Taiwan-born Huang, now 62, emigrated to the US with his family in the 1970s and showed an early determination to succeed. As a teenager, he trained himself to become an elite table-tennis player, illustrating two key traits, according to Witt: “One, he can learn so fast. His IQ is so high, his ability to just absorb, process new information and get to a world-class level very, very quickly is just unparalleled. He just has an incredible ability to learn new stuff. And then, two, he has that competitive athlete’s killer instinct. He absolutely hates to lose.”

Nvidia initially existed to serve the fast-growing gaming industry with chips capable of generating better graphics faster, using a process called parallel computing. But in his pursuit of the next big opportunity, Huang took the high-risk approach of catering to what he called “zero-billion-dollar market” opportunities, in the hope, Witt says, that “someday someone will come along and start using your product”. Artificial intelligence based on neural networks — the foundation of generative AI — was one such apparently unpromising market when Huang redirected Nvidia’s innovative chips towards it in the early 2010s. It is an approach Witt now expects Nvidia to apply to robotics.
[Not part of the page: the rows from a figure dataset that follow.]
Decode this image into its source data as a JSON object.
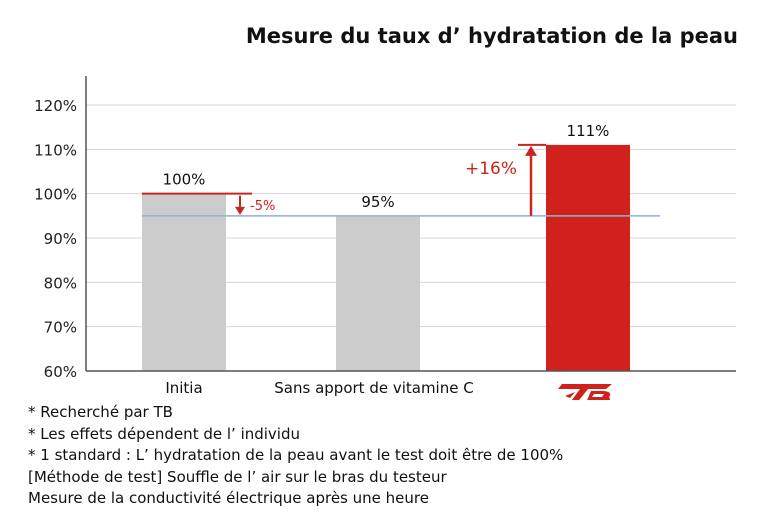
{
  "chart_data": {
    "type": "bar",
    "title": "Mesure du taux d’ hydratation de la peau",
    "categories": [
      "Initia",
      "Sans apport de vitamine C",
      "TB logo"
    ],
    "values": [
      100,
      95,
      111
    ],
    "data_labels": [
      "100%",
      "95%",
      "111%"
    ],
    "yticks": [
      "60%",
      "70%",
      "80%",
      "90%",
      "100%",
      "110%",
      "120%"
    ],
    "ylim": [
      60,
      120
    ],
    "grid": true,
    "reference_line": 95,
    "annotations": [
      {
        "text": "-5%",
        "from": 100,
        "to": 95,
        "color": "#c8261e"
      },
      {
        "text": "+16%",
        "from": 95,
        "to": 111,
        "color": "#c8261e"
      }
    ],
    "colors": {
      "gray_bar": "#cccccc",
      "highlight_bar": "#d0211c",
      "reference": "#8fb0d6",
      "accent": "#c8261e"
    }
  },
  "notes": [
    "* Recherché par TB",
    "* Les effets dépendent de l’ individu",
    "* 1 standard : L’ hydratation de la peau avant le test doit être de 100%",
    "[Méthode de test] Souffle de l’ air sur le bras du testeur",
    "Mesure de la conductivité électrique après une heure"
  ],
  "logo": {
    "icon": "tb-brand-logo-icon",
    "color": "#d0211c"
  }
}
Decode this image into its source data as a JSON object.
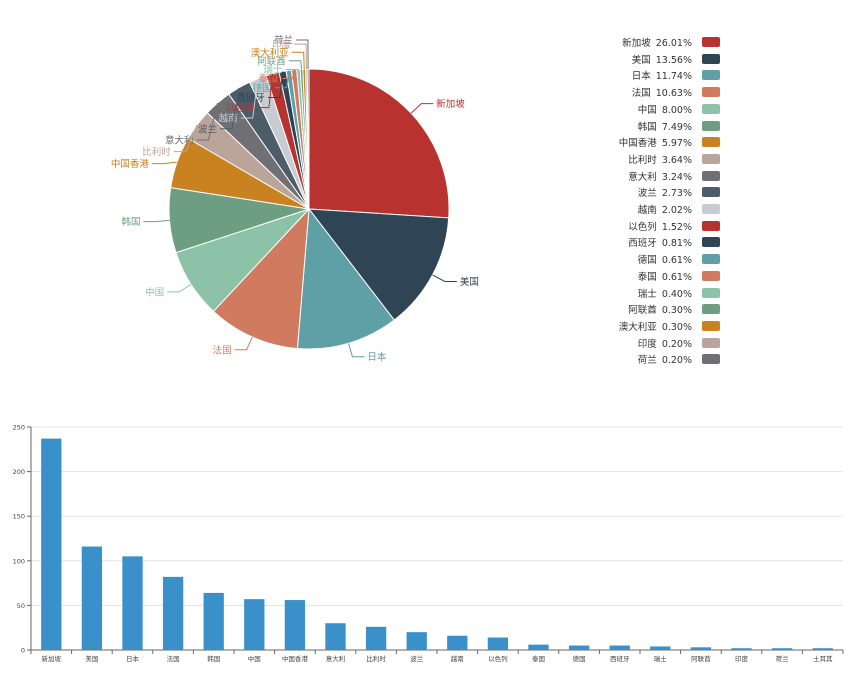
{
  "chart_data": [
    {
      "type": "pie",
      "slices": [
        {
          "label": "新加坡",
          "percent": 26.01,
          "color": "#b83230"
        },
        {
          "label": "美国",
          "percent": 13.56,
          "color": "#2f4454"
        },
        {
          "label": "日本",
          "percent": 11.74,
          "color": "#5fa0a6"
        },
        {
          "label": "法国",
          "percent": 10.63,
          "color": "#d07b5f"
        },
        {
          "label": "中国",
          "percent": 8.0,
          "color": "#8cc3a8"
        },
        {
          "label": "韩国",
          "percent": 7.49,
          "color": "#6e9e82"
        },
        {
          "label": "中国香港",
          "percent": 5.97,
          "color": "#c8821f"
        },
        {
          "label": "比利时",
          "percent": 3.64,
          "color": "#bba49a"
        },
        {
          "label": "意大利",
          "percent": 3.24,
          "color": "#6f6f74"
        },
        {
          "label": "波兰",
          "percent": 2.73,
          "color": "#4c5c68"
        },
        {
          "label": "越南",
          "percent": 2.02,
          "color": "#c6ccd2"
        },
        {
          "label": "以色列",
          "percent": 1.52,
          "color": "#b83230"
        },
        {
          "label": "西班牙",
          "percent": 0.81,
          "color": "#2f4454"
        },
        {
          "label": "德国",
          "percent": 0.61,
          "color": "#5fa0a6"
        },
        {
          "label": "泰国",
          "percent": 0.61,
          "color": "#d07b5f"
        },
        {
          "label": "瑞士",
          "percent": 0.4,
          "color": "#8cc3a8"
        },
        {
          "label": "阿联酋",
          "percent": 0.3,
          "color": "#6e9e82"
        },
        {
          "label": "澳大利亚",
          "percent": 0.3,
          "color": "#c8821f"
        },
        {
          "label": "印度",
          "percent": 0.2,
          "color": "#bba49a"
        },
        {
          "label": "荷兰",
          "percent": 0.2,
          "color": "#6f6f74"
        }
      ],
      "legend_position": "right"
    },
    {
      "type": "bar",
      "categories": [
        "新加坡",
        "美国",
        "日本",
        "法国",
        "韩国",
        "中国",
        "中国香港",
        "意大利",
        "比利时",
        "波兰",
        "越南",
        "以色列",
        "泰国",
        "德国",
        "西班牙",
        "瑞士",
        "阿联酋",
        "印度",
        "荷兰",
        "土耳其"
      ],
      "values": [
        237,
        116,
        105,
        82,
        64,
        57,
        56,
        30,
        26,
        20,
        16,
        14,
        6,
        5,
        5,
        4,
        3,
        2,
        2,
        2
      ],
      "ylim": [
        0,
        250
      ],
      "yticks": [
        0,
        50,
        100,
        150,
        200,
        250
      ],
      "grid": true,
      "bar_color": "#3a90c8"
    }
  ]
}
Nobody can argue with Huang’s success, though Nvidia has had to weather fierce attacks from activists, brushes with bankruptcy and several stock-price collapses. Yet some still think good luck played a large part in Huang’s rise. Witt counters: “If you go out into the ocean with your net and you go stand in some part of the ocean that nobody stands in, and you throw the net into the ocean every day for 10 or 11 years, and then at the end, you catch the biggest fish anyone’s ever seen, did you get lucky? Maybe. But you also put yourself in a position where you could get lucky — and you were the only one standing there.”

The sheer determination required to sustain that level of risk for that long and survive is vividly painted by Witt in The Thinking Machine, which depicts Huang as a compulsive workaholic, obsessed with the best-selling business book The Innovator’s Dilemma, in which management professor Clayton Christensen warns how complacent incumbents can fall prey to scrappy smaller competitors. Huang’s proneness to rant publicly at his staff about mistakes is matched with a strange loyalty towards, and from, them. (The fact Nvidia’s stock purchase scheme has made many employees into multimillionaires helps bind them to the group.)

Witt triggered Huang’s famous temper once, at the end of his research quest, when he tried to air AI pioneers’ concerns about the impact of the technology on the future of the species. For more than 20 minutes, Huang attacked Witt after he asked what new jobs AI might create. Nvidia was “not a manifestation of Star Trek”, the CEO raged. “It’s just a serious company, and I’m a serious person, just doing serious work.”

In the meantime, Witt is happy to use the tools Huang and Nvidia’s customers have built. In his award acceptance speech, he sent a ripple of nervous excitement around a room full of traditional publishers with a vision of the book as a constantly evolving, AI-fuelled project. 

In the interview, he wonders whether “the book could respond to the reader, meet the reader in the middle in some way, understand where the reader’s at in their own knowledge, and then, on the fly, using AI, generate a unique bespoke text that speaks directly to their concerns”. In this world, “the book moves from being a static printed object to maybe a more dynamic [product], almost like a knowledge database, and I can even use feedback from readers to go do new reporting and answer reader concerns”.

Strangely, his idea echoes a similar concept laid out by Thomas Friedman in 2005, when he was interviewed the day after he won the inaugural FT book award with his paean to globalisation The World Is Flat. Friedman suggested that for subsequent editions “we actually turn the book into an open-source product. Just put it up on the web like Wikipedia and let people add to it”.

There is more than a hint of Huang’s self-motivating fear in Witt’s idea: “I saw so many journalists left behind during the internet era and so many publications just decimated during this shift away from classical print distribution to the internet and I don’t want to live through that myself,” says the author. “I don’t want to be obsolescent.”